On November 18, 2017 and November 26, 2017, the initial transaction committee convened meetings, together with our non-executive chairman, members of our senior management and representatives of Lazard, Goldman Sachs and Sullivan & Cromwell. During each meeting, representatives of Lazard and Goldman Sachs updated the initial transaction committee on the status of the strategic process, feedback received from participants in the strategic process and requests from Sponsor C and Sponsor D to involve operating partners in their respective evaluation of the Company. The initial transaction committee provided guidance and direction to representatives of Lazard and Goldman Sachs regarding the strategic process during each meeting. Also during each meeting, our senior management reviewed the potential alternative standalone operating plan and representatives of Lazard and Goldman Sachs reviewed certain financial aspects of the potential alternative standalone operating plan.

On November 28, 2017 and November 29, 2017, our Board convened meetings, which were attended by members of our senior management and representatives of Lazard, Goldman Sachs and Sullivan & Cromwell. During the November 28, 2017 meeting, our senior management reviewed with our Board the potential alternative standalone operating plan. During the November 29, 2017 meeting, the initial transaction committee, together with representatives of Lazard and Goldman Sachs, updated our Board on the status of the strategic process and feedback received from participants in the strategic process. Also, representatives of Lazard and Goldman Sachs reviewed with our Board various preliminary financial analyses of the Round 1 indications and the potential alternative standalone operating plan.
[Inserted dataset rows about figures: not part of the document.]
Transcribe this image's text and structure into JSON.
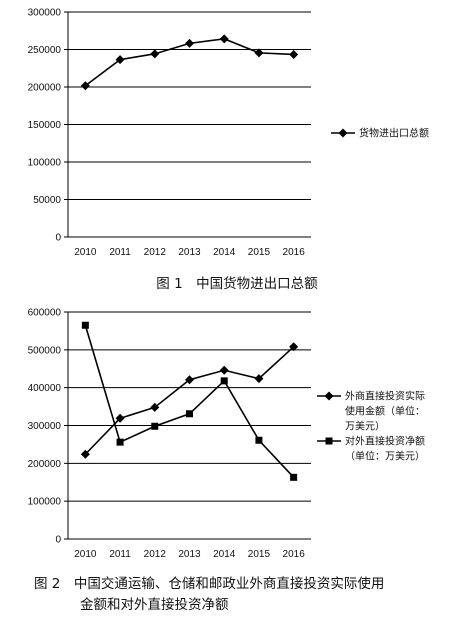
{
  "chart_data": [
    {
      "type": "line",
      "caption": "图 1　中国货物进出口总额",
      "categories": [
        "2010",
        "2011",
        "2012",
        "2013",
        "2014",
        "2015",
        "2016"
      ],
      "ylim": [
        0,
        300000
      ],
      "yticks": [
        "0",
        "50000",
        "100000",
        "150000",
        "200000",
        "250000",
        "300000"
      ],
      "grid": true,
      "legend_position": "right",
      "series": [
        {
          "name": "货物进出口总额",
          "marker": "diamond",
          "values": [
            201700,
            236500,
            244200,
            258200,
            264200,
            245500,
            243400
          ]
        }
      ]
    },
    {
      "type": "line",
      "caption_lines": [
        "图 2　中国交通运输、仓储和邮政业外商直接投资实际使用",
        "金额和对外直接投资净额"
      ],
      "categories": [
        "2010",
        "2011",
        "2012",
        "2013",
        "2014",
        "2015",
        "2016"
      ],
      "ylim": [
        0,
        600000
      ],
      "yticks": [
        "0",
        "100000",
        "200000",
        "300000",
        "400000",
        "500000",
        "600000"
      ],
      "grid": true,
      "legend_position": "right",
      "series": [
        {
          "name_lines": [
            "外商直接投资实际",
            "使用金额（单位：",
            "万美元）"
          ],
          "marker": "diamond",
          "values": [
            224000,
            319000,
            348000,
            421000,
            446000,
            424000,
            508000
          ]
        },
        {
          "name_lines": [
            "对外直接投资净额",
            "（单位：万美元）"
          ],
          "marker": "square",
          "values": [
            565000,
            256000,
            298000,
            331000,
            418000,
            261000,
            163000
          ]
        }
      ]
    }
  ]
}
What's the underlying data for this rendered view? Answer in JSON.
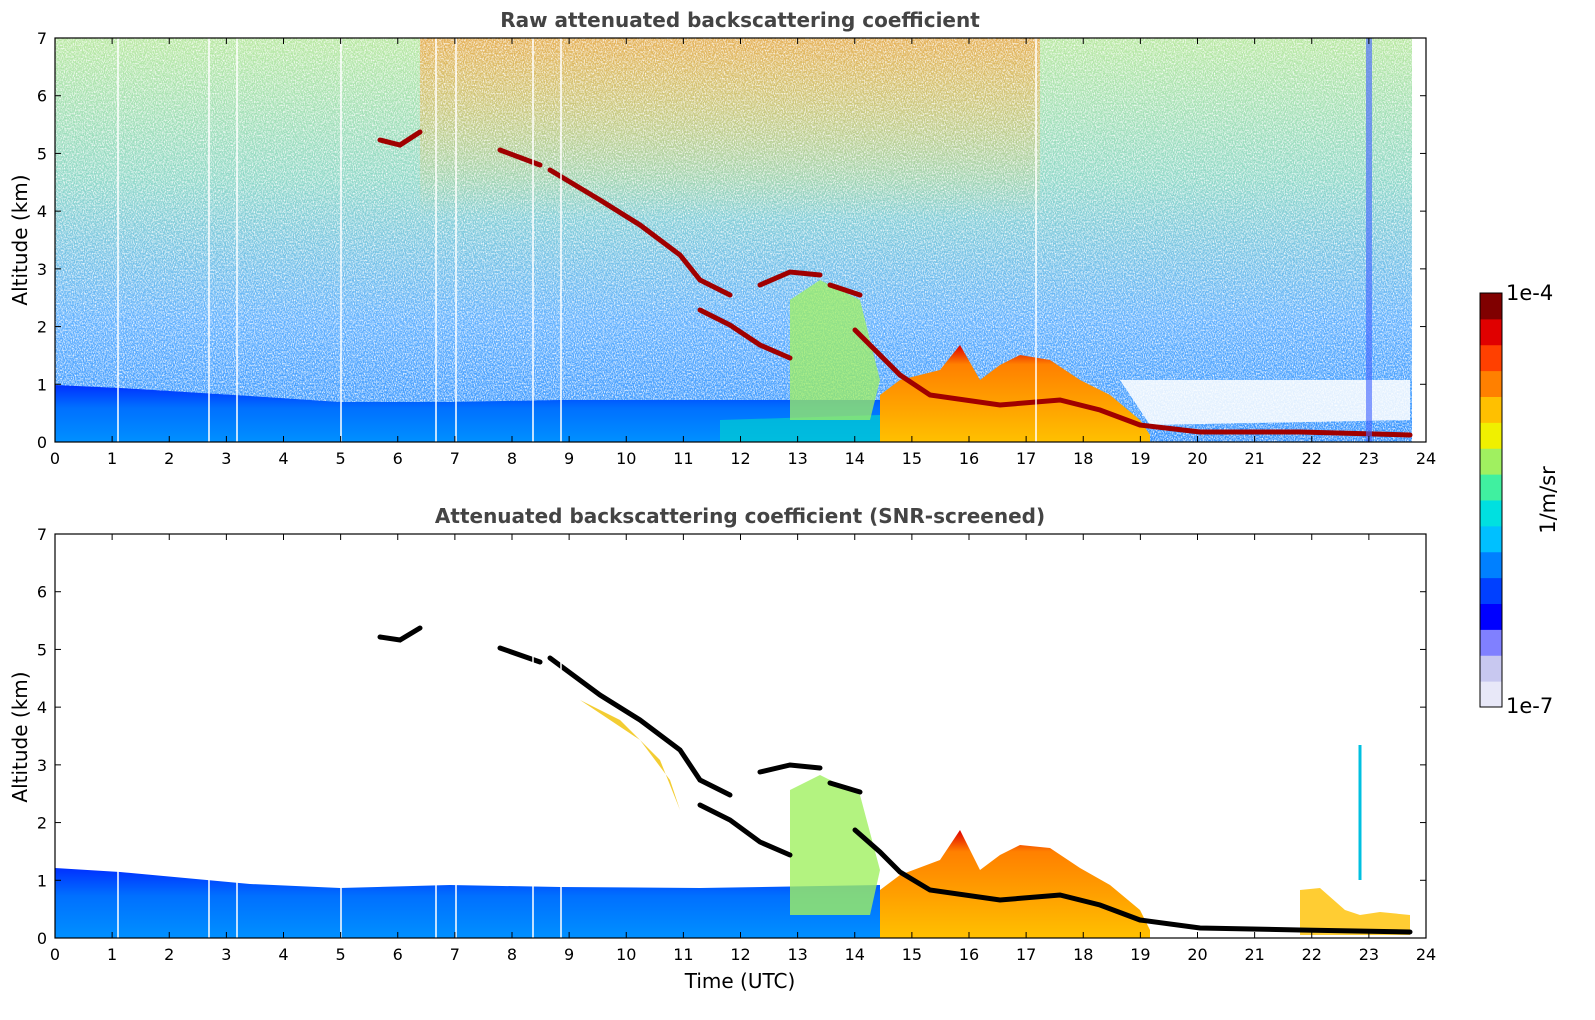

Finally, our Board discussed that the window for the Company to receive written advance notice of the nomination of a director candidate at the 2018 annual meeting of stockholders (“Nomination Window”) was scheduled to run from December 3, 2017 to January 2, 2018. After discussion and deliberation, our Board concluded that the submission of a notice during the Nomination Window could significantly distract the time and attention of our Board and senior management from the strategic process and, therefore, it was in the best interests of the Company and our stockholders to extend the Nomination Window. Our Board regarded the possibility that one or more activist investors would submit a written advance notice of nomination of one or more director candidates during the Nomination Window as a meaningful one based on feedback from our activist investors received during our prior stockholder outreach and ongoing communications from activist investors to representatives of Lazard.

On November 30, 2017, we announced that because the strategic process was ongoing, our Board had extended the Nomination Window to 5:00 p.m., Eastern Time, on the date that was the earlier of two weeks following the announcement of the conclusion of the strategic process, or February 28, 2018, but in no event earlier than 5:00 p.m., Eastern Time, on January 2, 2018 (such time and date being the Nomination Window deadline prior to the extension).

On December 2, 2017, the initial transaction committee convened a meeting, together with our non-executive chairman, members of our senior management and representatives of Lazard, Goldman Sachs and Sullivan & Cromwell. During the meeting, representatives of Lazard and Goldman Sachs updated the initial transaction committee on the status of the strategic process. In addition, representatives of Sullivan & Cromwell reviewed with the initial transaction committee the key terms of a form of merger agreement prepared at the direction of our Board for distribution to participants in the strategic process and received guidance and direction from the initial transaction committee on various key terms.